Apple has bought Beats Electronics for three billion dollars. What did they buy exactly? A lot of style for starters. On this show we hear from two designers who helped create the company’s image: Robert Brunner, designer of the now iconic headphones; Barbara Bestor, architect of the company’s new HQ in Culver City. And tech reporter Bianca Bosker speculates on the “pizzazz purchase” and what it says about Apple’s MO.
Robert Brunner, Designer of Beats Headphones
Robert Brunner, founder and head of Ammunition design and branding company in San Francisco, has been Chief Designer since Jimmy Iovine and Dr Dre founded Beats By Dr. Dre back in 2006. Now Ammunition will be ceding the branding to Apple, a bitter-sweet transition for Robert Brunner, especially as he was once Chief Designer at Apple and was responsible for hiring its now famed designer Jonathan Ive.
On this show, Robert talks about his role in developing the now iconic headphones — “I drew a single curved line from one ear to the other, an arc, and that’s how the original product was born, this notion, of this very simple singular surface that ran from one side of the head to the other.”
He also talks about working with Jimmy Iovine and Dr. Dre, two highly decisive, creative and driven music producers who, he says, wanted a headphone that was intended to channel their music, not please audiophiles. “The real secret weapon,” he says, “was Dre’s and Jimmy’s ears; because they created much of the popular music out there and they knew exactly how it was supposed to sound.”
Read more about Robert and Ammunition’s work for Beats and other companies, here.
Barbara Bestor, Architect of Beats HQ in Culver City
Also on the show, LA architect Barbara Bestor, who has been working with Beats on their space design for the past four years, during which time the company has grown from 16 employees to 600. Now they have moved into a new space in the Hayden Tract area in Culver City.
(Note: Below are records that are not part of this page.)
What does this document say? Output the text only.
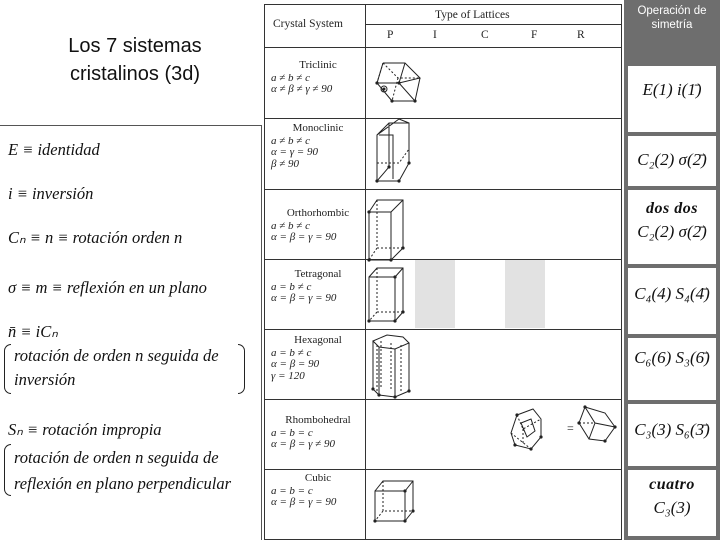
Los 7 sistemas
cristalinos (3d)
E ≡ identidad
i ≡ inversión
Cₙ ≡ n ≡ rotación orden n
σ ≡ m ≡ reflexión en un plano
n̄ ≡ iCₙ
rotación de orden n seguida de
inversión
Sₙ ≡ rotación impropia
rotación de orden n seguida de
reflexión en plano perpendicular
Crystal System
Type of Lattices
P	I	C	F	R
Triclinic
a ≠ b ≠ c
α ≠ β ≠ γ ≠ 90
Monoclinic
a ≠ b ≠ c
α = γ = 90
β ≠ 90
Orthorhombic
a ≠ b ≠ c
α = β = γ = 90
Tetragonal
a = b ≠ c
α = β = γ = 90
Hexagonal
a = b ≠ c
α = β = 90
γ = 120
Rhombohedral
a = b = c
α = β = γ ≠ 90
Cubic
a = b = c
α = β = γ = 90
=
Operación de simetría
E(1) i(1̄)
C₂(2) σ(2̄)
dos dos
C₂(2) σ(2̄)
C₄(4) S₄(4̄)
C₆(6) S₃(6̄)
C₃(3) S₆(3̄)
cuatro
C₃(3)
Barbara talks about the thinking behind the design, which is cool in a refined way, not screaming hip-hop, Hollywood nor the institutionalized jollity found in Silicon Valley tech companies that Barbara refers to as “kindergarten for adults.”
The Beats space is light, mostly white, with dashes of color and splash like a brass staircase and a “Medieval library.” Staffers work mostly in sunlit, open plan areas; they share a large concourse, café, and meeting spaces in the heart of building. There are high-quality recording suites and meeting rooms lined with blow-up views of Los Angeles by renowned photographer Iwan Baan. It features oak floors and furniture by young Modernist designers; and it’s already buzzing with the life of a small town. But doors opened for business just as the news broke of the deal, begging the question: will the company stay in its new digs or move to Cupertino? Find out on this show.
Bianca Bosker, Tech Reporter
In all the talk surrounding the Apple-Beats deal, people agree that Apple has purchased that elusive thing called “cool,” namely the headphones that have achieved the same must-have status as Apple products themselves, not to mention, from some, the same criticism: high design, high price.
They were hoping Apple would fill in the blanks at their Worldwide Developers Conference this past Monday. Did they? Bianca Bosker, Executive Tech Editor of the Huffington Post and author of Original Copies: Architectural Mimicry in Contemporary China, reports that the company was “surprisingly mum about the Beats deal. . . though they did take time to show off their new corporate recruit. . . Dr. Dre.”
She speculates that Dre himself, and Jimmy Iovine, are the real reasons behind the purchase, saying this is a “pizzazz purchase.”
Iovine and Dre, below (Photo credit: Kevin Mazur), “have the pulse of the music industry, they understand what the mainstream audience wants” and the deal follows “a string of hires by Apple, pulling from people in the world of fashion far beyond technology, including the CEO of Burberry former CEO of Yves Saint Laurent, and people from Nike, who don’t just know how to build good laptops but really understand what makes people pay extra for a device, what gets people hooked.”